Argument proved unavailing, and, ten minutes later, poor M'riar, screaming as if red-hot irons were begrilling her most tender spots, was being led into the "pen."

"We'll keep her here a while," the man explained, as he endeavored to avoid the child's astonishingly skilful and astonishingly painful kicks. "Maybe you can find somebody to go bond for her. There ain't no other way. There really ain't, Miss."

During all this speech he still was under the strong influence of Anna's wondrous eyes, else he would never have been able to articulate with such unruffled calm. His charge was doing agonizing things to his official shins, and even pinching him just over the short ribs on his left side with a forefinger and a thumb which showed amazing strength and malice quite infernal.

Anna and her father turned away, perforce, to attend to their own business, after having promised M'riar that they would never let her be sent back; that they would come and take her from the pen tomorrow. Neither had the least idea of a way in which to make this possible, but both swore in their hearts that it should be accomplished.
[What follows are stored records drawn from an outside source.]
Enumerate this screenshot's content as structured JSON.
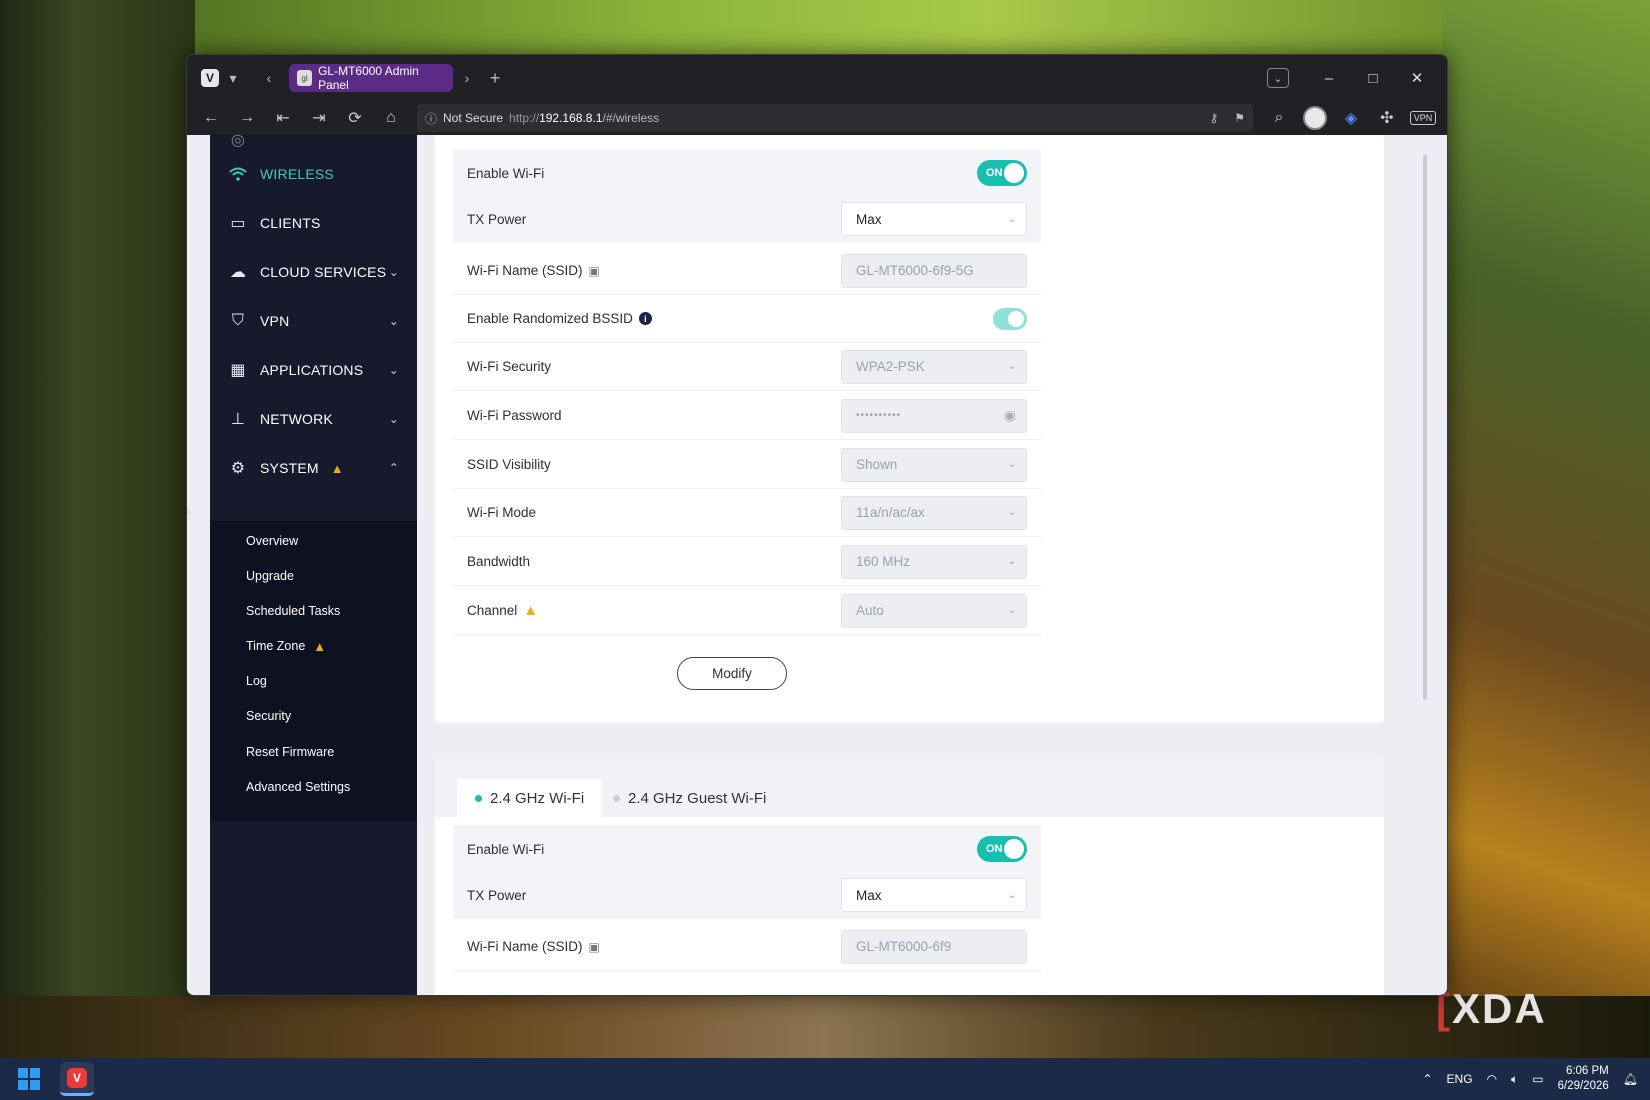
{
  "browser": {
    "tab_title": "GL-MT6000 Admin Panel",
    "tab_favicon": "gl",
    "security_label": "Not Secure",
    "url_prefix": "http://",
    "url_host": "192.168.8.1",
    "url_path": "/#/wireless",
    "vpn_label": "VPN"
  },
  "sidebar": {
    "items": [
      {
        "label": "WIRELESS",
        "icon": "wifi-icon",
        "active": true
      },
      {
        "label": "CLIENTS",
        "icon": "devices-icon"
      },
      {
        "label": "CLOUD SERVICES",
        "icon": "cloud-icon"
      },
      {
        "label": "VPN",
        "icon": "shield-icon"
      },
      {
        "label": "APPLICATIONS",
        "icon": "grid-icon"
      },
      {
        "label": "NETWORK",
        "icon": "network-icon"
      },
      {
        "label": "SYSTEM",
        "icon": "gear-icon",
        "warning": true
      }
    ],
    "system_sub": [
      "Overview",
      "Upgrade",
      "Scheduled Tasks",
      "Time Zone",
      "Log",
      "Security",
      "Reset Firmware",
      "Advanced Settings"
    ]
  },
  "card1": {
    "rows": {
      "enable_wifi": {
        "label": "Enable Wi-Fi",
        "toggle": "ON"
      },
      "tx_power": {
        "label": "TX Power",
        "value": "Max"
      },
      "ssid": {
        "label": "Wi-Fi Name (SSID)",
        "value": "GL-MT6000-6f9-5G"
      },
      "randomized_bssid": {
        "label": "Enable Randomized BSSID"
      },
      "security": {
        "label": "Wi-Fi Security",
        "value": "WPA2-PSK"
      },
      "password": {
        "label": "Wi-Fi Password",
        "value": "••••••••••"
      },
      "ssid_visibility": {
        "label": "SSID Visibility",
        "value": "Shown"
      },
      "mode": {
        "label": "Wi-Fi Mode",
        "value": "11a/n/ac/ax"
      },
      "bandwidth": {
        "label": "Bandwidth",
        "value": "160 MHz"
      },
      "channel": {
        "label": "Channel",
        "value": "Auto"
      }
    },
    "modify_label": "Modify"
  },
  "card2": {
    "tabs": [
      {
        "label": "2.4 GHz Wi-Fi",
        "active": true
      },
      {
        "label": "2.4 GHz Guest Wi-Fi",
        "active": false
      }
    ],
    "rows": {
      "enable_wifi": {
        "label": "Enable Wi-Fi",
        "toggle": "ON"
      },
      "tx_power": {
        "label": "TX Power",
        "value": "Max"
      },
      "ssid": {
        "label": "Wi-Fi Name (SSID)",
        "value": "GL-MT6000-6f9"
      }
    }
  },
  "taskbar": {
    "language": "ENG",
    "time": "6:06 PM",
    "date": "6/29/2026"
  },
  "watermark": "XDA",
  "colors": {
    "accent": "#19bfae",
    "sidebar_bg": "#161a2c",
    "warning": "#f2a81d",
    "tab_purple": "#5b2b85"
  }
}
"Ach!" said Anna, "if only he had traveled in the third class, too! He then would have been with us and would never have permitted it."

"But who, mine liebschen?"

Anna, realizing what she had been saying, colored vividly, but never in her life had she deceived her father, hidden anything from him, or in the slightest way evaded with him, so she summoned courage and said softly: "Why, the—the young gentleman."

"What gentleman?"

"The one on the ship who sprang down when that wicked man caught me to dance with him."
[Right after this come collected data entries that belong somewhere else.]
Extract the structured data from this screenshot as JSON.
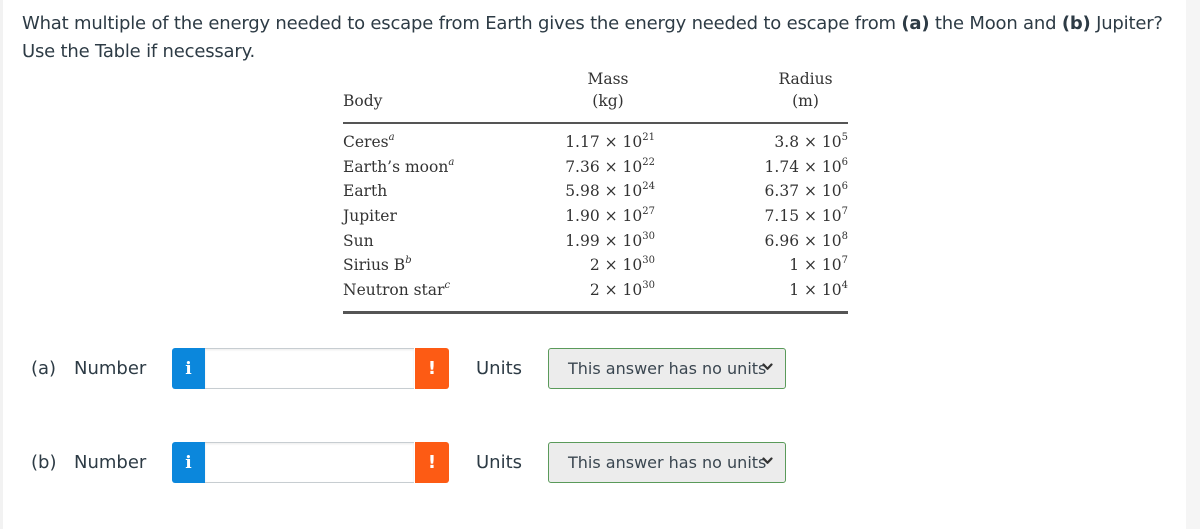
{
  "question": {
    "part1": "What multiple of the energy needed to escape from Earth gives the energy needed to escape from ",
    "a_marker": "(a)",
    "part2": " the Moon and ",
    "b_marker": "(b)",
    "part3": " Jupiter? Use the Table if necessary."
  },
  "table": {
    "headers": {
      "body": "Body",
      "mass_line1": "Mass",
      "mass_line2": "(kg)",
      "radius_line1": "Radius",
      "radius_line2": "(m)"
    },
    "rows": [
      {
        "name": "Ceres",
        "footnote": "a",
        "mass_mant": "1.17 × 10",
        "mass_exp": "21",
        "radius_mant": "3.8 × 10",
        "radius_exp": "5"
      },
      {
        "name": "Earth’s moon",
        "footnote": "a",
        "mass_mant": "7.36 × 10",
        "mass_exp": "22",
        "radius_mant": "1.74 × 10",
        "radius_exp": "6"
      },
      {
        "name": "Earth",
        "footnote": "",
        "mass_mant": "5.98 × 10",
        "mass_exp": "24",
        "radius_mant": "6.37 × 10",
        "radius_exp": "6"
      },
      {
        "name": "Jupiter",
        "footnote": "",
        "mass_mant": "1.90 × 10",
        "mass_exp": "27",
        "radius_mant": "7.15 × 10",
        "radius_exp": "7"
      },
      {
        "name": "Sun",
        "footnote": "",
        "mass_mant": "1.99 × 10",
        "mass_exp": "30",
        "radius_mant": "6.96 × 10",
        "radius_exp": "8"
      },
      {
        "name": "Sirius B",
        "footnote": "b",
        "mass_mant": "2 × 10",
        "mass_exp": "30",
        "radius_mant": "1 × 10",
        "radius_exp": "7"
      },
      {
        "name": "Neutron star",
        "footnote": "c",
        "mass_mant": "2 × 10",
        "mass_exp": "30",
        "radius_mant": "1 × 10",
        "radius_exp": "4"
      }
    ]
  },
  "answers": [
    {
      "part": "(a)",
      "number_label": "Number",
      "info_icon": "i",
      "warn_icon": "!",
      "value": "",
      "units_label": "Units",
      "units_selected": "This answer has no units"
    },
    {
      "part": "(b)",
      "number_label": "Number",
      "info_icon": "i",
      "warn_icon": "!",
      "value": "",
      "units_label": "Units",
      "units_selected": "This answer has no units"
    }
  ],
  "colors": {
    "info": "#0b87dc",
    "warning": "#fd5b14",
    "select_border": "#5a9a5a",
    "select_bg": "#ececec",
    "text": "#2d3b45"
  }
}
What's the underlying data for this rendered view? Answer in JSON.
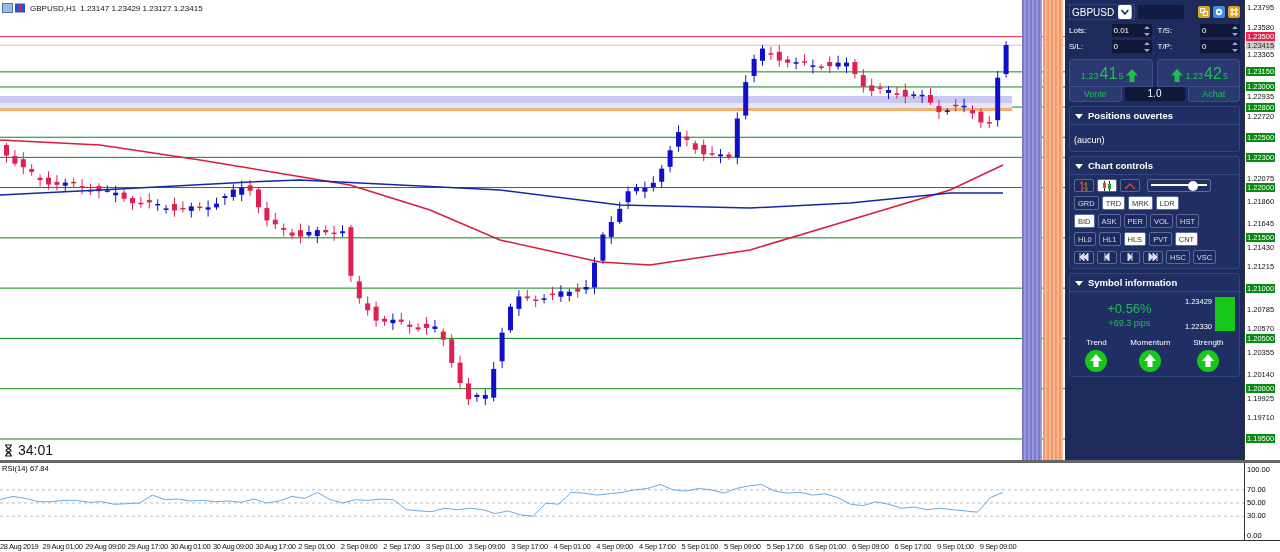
{
  "window": {
    "title": "GBPUSD,H1",
    "ohlc": "1.23147 1.23429 1.23127 1.23415"
  },
  "chart": {
    "countdown": "34:01",
    "price_ticks": [
      "1.23795",
      "1.23580",
      "1.23365",
      "1.22935",
      "1.22720",
      "1.22075",
      "1.21860",
      "1.21645",
      "1.21430",
      "1.21215",
      "1.20785",
      "1.20570",
      "1.20355",
      "1.20140",
      "1.19925",
      "1.19710"
    ],
    "price_badges": [
      {
        "text": "1.23500",
        "kind": "alert",
        "color": "#e8204c"
      },
      {
        "text": "1.23415",
        "kind": "bid",
        "color": "#cfcfcf"
      },
      {
        "text": "1.23150",
        "kind": "level",
        "color": "#0a8a14"
      },
      {
        "text": "1.23000",
        "kind": "level",
        "color": "#0a8a14"
      },
      {
        "text": "1.22800",
        "kind": "level",
        "color": "#0a8a14"
      },
      {
        "text": "1.22500",
        "kind": "level",
        "color": "#0a8a14"
      },
      {
        "text": "1.22300",
        "kind": "level",
        "color": "#0a8a14"
      },
      {
        "text": "1.22000",
        "kind": "level",
        "color": "#0a8a14"
      },
      {
        "text": "1.21500",
        "kind": "level",
        "color": "#0a8a14"
      },
      {
        "text": "1.21000",
        "kind": "level",
        "color": "#0a8a14"
      },
      {
        "text": "1.20500",
        "kind": "level",
        "color": "#0a8a14"
      },
      {
        "text": "1.20000",
        "kind": "level",
        "color": "#0a8a14"
      },
      {
        "text": "1.19500",
        "kind": "level",
        "color": "#0a8a14"
      }
    ]
  },
  "rsi": {
    "chart_data": {
      "type": "line",
      "title": "RSI(14) 67.84",
      "ylim": [
        0,
        100
      ],
      "grid": true,
      "yticks": [
        {
          "value": 100,
          "label": "100.00"
        },
        {
          "value": 70,
          "label": "70.00"
        },
        {
          "value": 50,
          "label": "50.00"
        },
        {
          "value": 30,
          "label": "30.00"
        },
        {
          "value": 0,
          "label": "0.00"
        }
      ],
      "series": [
        {
          "color": "#6aaae6",
          "values": [
            55,
            60,
            57,
            52,
            52,
            54,
            54,
            51,
            52,
            48,
            49,
            50,
            62,
            55,
            56,
            53,
            54,
            52,
            53,
            51,
            56,
            50,
            53,
            60,
            57,
            66,
            55,
            50,
            55,
            54,
            56,
            55,
            40,
            38,
            37,
            42,
            40,
            42,
            40,
            34,
            38,
            32,
            30,
            50,
            48,
            66,
            65,
            62,
            64,
            66,
            70,
            72,
            78,
            70,
            68,
            72,
            70,
            65,
            72,
            76,
            78,
            68,
            65,
            66,
            62,
            64,
            58,
            48,
            46,
            52,
            48,
            42,
            44,
            40,
            42,
            40,
            38,
            36,
            58,
            66
          ]
        }
      ]
    }
  },
  "time_labels": [
    "28 Aug 2019",
    "29 Aug 01:00",
    "29 Aug 09:00",
    "29 Aug 17:00",
    "30 Aug 01:00",
    "30 Aug 09:00",
    "30 Aug 17:00",
    "2 Sep 01:00",
    "2 Sep 09:00",
    "2 Sep 17:00",
    "3 Sep 01:00",
    "3 Sep 09:00",
    "3 Sep 17:00",
    "4 Sep 01:00",
    "4 Sep 09:00",
    "4 Sep 17:00",
    "5 Sep 01:00",
    "5 Sep 09:00",
    "5 Sep 17:00",
    "6 Sep 01:00",
    "6 Sep 09:00",
    "6 Sep 17:00",
    "9 Sep 01:00",
    "9 Sep 09:00"
  ],
  "panel": {
    "symbol": "GBPUSD",
    "fields": [
      {
        "label": "Lots:",
        "value": "0.01"
      },
      {
        "label": "T/S:",
        "value": "0"
      },
      {
        "label": "S/L:",
        "value": "0"
      },
      {
        "label": "T/P:",
        "value": "0"
      }
    ],
    "sell": {
      "label": "Vente",
      "prefix": "1.23",
      "pips": "41",
      "fraction": "5"
    },
    "buy": {
      "label": "Achat",
      "prefix": "1.23",
      "pips": "42",
      "fraction": "5"
    },
    "volume": "1.0",
    "positions": {
      "title": "Positions ouvertes",
      "expanded": true,
      "text": "(aucun)"
    },
    "chart_controls": {
      "title": "Chart controls",
      "expanded": true,
      "chart_types": [
        {
          "kind": "bars",
          "selected": false
        },
        {
          "kind": "candles",
          "selected": true
        },
        {
          "kind": "line",
          "selected": false
        }
      ],
      "slider": {
        "level": 0.72
      },
      "button_rows": [
        [
          {
            "kind": "text",
            "label": "GRD",
            "selected": false
          },
          {
            "kind": "text",
            "label": "TRD",
            "selected": true
          },
          {
            "kind": "text",
            "label": "MRK",
            "selected": true
          },
          {
            "kind": "text",
            "label": "LDR",
            "selected": true
          }
        ],
        [
          {
            "kind": "text",
            "label": "BID",
            "selected": true
          },
          {
            "kind": "text",
            "label": "ASK",
            "selected": false
          },
          {
            "kind": "text",
            "label": "PER",
            "selected": false
          },
          {
            "kind": "text",
            "label": "VOL",
            "selected": false
          },
          {
            "kind": "text",
            "label": "HST",
            "selected": false
          }
        ],
        [
          {
            "kind": "text",
            "label": "HL0",
            "selected": false
          },
          {
            "kind": "text",
            "label": "HL1",
            "selected": false
          },
          {
            "kind": "text",
            "label": "HLS",
            "selected": true
          },
          {
            "kind": "text",
            "label": "PVT",
            "selected": false
          },
          {
            "kind": "text",
            "label": "CNT",
            "selected": true
          }
        ],
        [
          {
            "kind": "first",
            "selected": false
          },
          {
            "kind": "prev",
            "selected": false
          },
          {
            "kind": "next",
            "selected": false
          },
          {
            "kind": "last",
            "selected": false
          },
          {
            "kind": "text",
            "label": "HSC",
            "selected": false
          },
          {
            "kind": "text",
            "label": "VSC",
            "selected": false
          }
        ]
      ]
    },
    "symbol_info": {
      "title": "Symbol information",
      "expanded": true,
      "change": "+0.56%",
      "pips": "+69.3 pips",
      "high": "1.23429",
      "low": "1.22330",
      "indicators": [
        {
          "label": "Trend"
        },
        {
          "label": "Momentum"
        },
        {
          "label": "Strength"
        }
      ]
    }
  }
}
Herr Kreutzer slowly nodded, seeing no significance in her quick thought of Vanderlyn, save that the thought was rare good sense. Being an American, the young man naturally would have been better able to explain the matter to the officers, and, had the matter been enough explained, he thought, they could not, possibly, have had the heart to hold the child. "Ach, yes," said he. "If he was here! He certainly would know."

Luck, that day, as usually in his wealth-smoothed life, was with young Vanderlyn, for, just as Anna and her father were regretting that he was not there, lo, he appeared! It had been through his bull-dog persistence that the elder Vanderlyn had won the wealth which son and wife were spending now, since he had passed on to a shore where wealth of gold may not be freighted. That same bull-dog persistence had the son applied to the momentous problem which confronted him. Not only had he won his difficult mother over to a friendly interest in the lovely German girl who had so utterly enthralled him, but he had made her eager to keep track of her, see more of her. Thus had he readily been freed from the small services which a mother might expect of her grown son on landing day; not only freed, but urged to go upon the search for which his heart craved avidly.